This is my comment of the month:
Pontifications about “Western culture” bother me. The people who use the term seem to assume that “we” are part of “Western culture” and know what it is. No explanation is necessary. But if you stop and think about it, in what sense are a Hungarian peasant farmer and a Morgan Stanley executive part of the same “culture”? How far does this culture extend? In space? In time?
When someone like Marshall Sahlins (famous cultural anthropologist) talks about Western culture, he quotes figures like Hobbes and Kant … as if Western “culture” were epitomized by philosophy and not by such pragmatic matters as kinship, economics, religion, cuisine. Probably because if you started talking about specifics, any semblance of uniformity would collapse.
I’ve also noticed that the post-modern school of anthropology is remarkably culture-bound, even in this limited philosophical sense. There are thinkers one must have read and are allowed to quote (Marx, Foucault, Derrida, Bourdieu) — who all happen to be European white males. It reminds me of Christians debating (volleys of scripture texts from each side), Muslims disputing (Quranic verses and hadith), and Chinese scholars quoting Confucius or famous poets.

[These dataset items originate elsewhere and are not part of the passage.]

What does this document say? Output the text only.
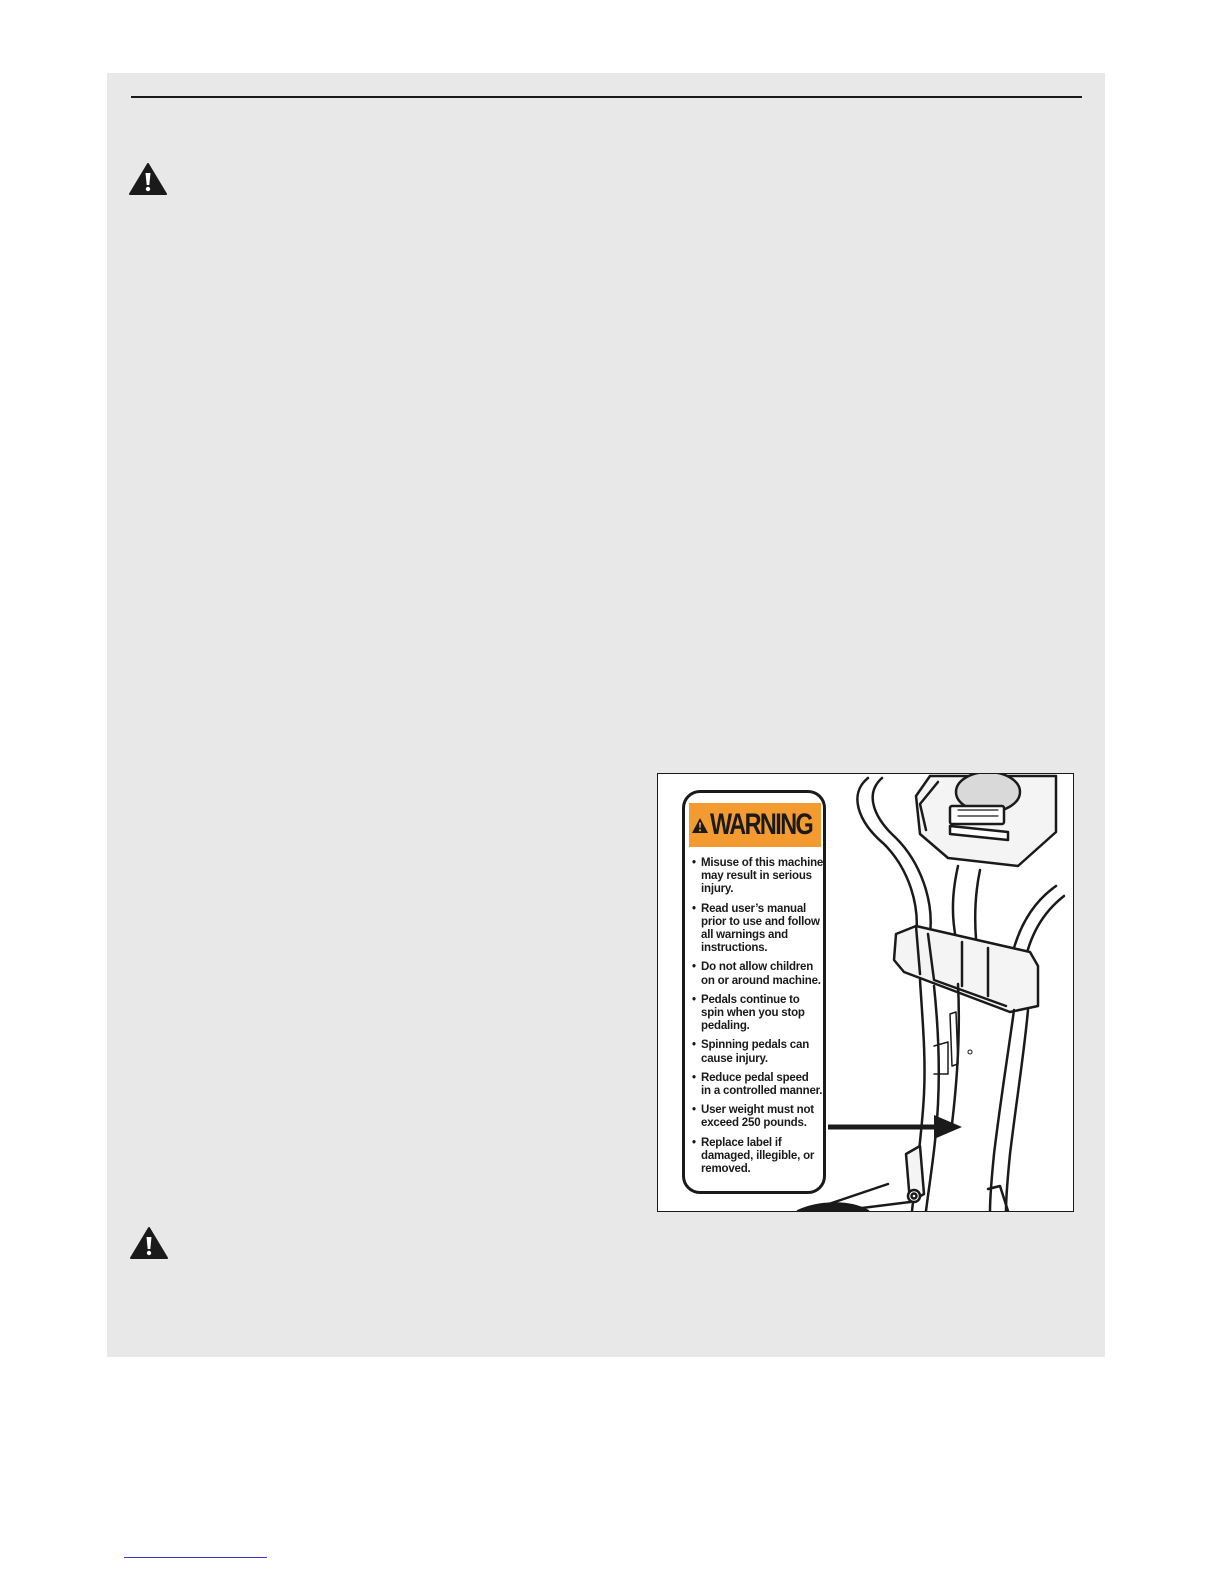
WARNING
• Misuse of this machine
may result in serious
injury.
• Read user’s manual
prior to use and follow
all warnings and
instructions.
• Do not allow children
on or around machine.
• Pedals continue to
spin when you stop
pedaling.
• Spinning pedals can
cause injury.
• Reduce pedal speed
in a controlled manner.
• User weight must not
exceed 250 pounds.
• Replace label if
damaged, illegible, or
removed.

No one is citing Ibn Khaldun.
The attitude that the commenter is pointing to is one reason I’ve been beating the drum about taking the end of the age of white supremacy seriously. Sloppy default positions predicated on a Western/non-Western model will be as useful as the heuristics of the Confucian bureaucrat in the wake of defeat by the British during the Opium Wars within the generation. A post-colonial mindset takes the Western/non-Western dichotomy for granted as the primary axis around which all power relations are organized. But in a world where whites are declining in relative power this is no longer so useful.
I would grant that there is something one can term “Western” culture. Or at least one can make an argument about what it is, and what unifies it. But, I think the commenter is spot on in pointing to the reality that the enthusiastic promoters of deconstruction, problematization, and “thick description,” take Western culture for granted as a useful and self-evident category or term. The standard rules don’t apply when it comes to what is invariably their culture. Which of course makes them very similar to Orientalists of old, if I may say so.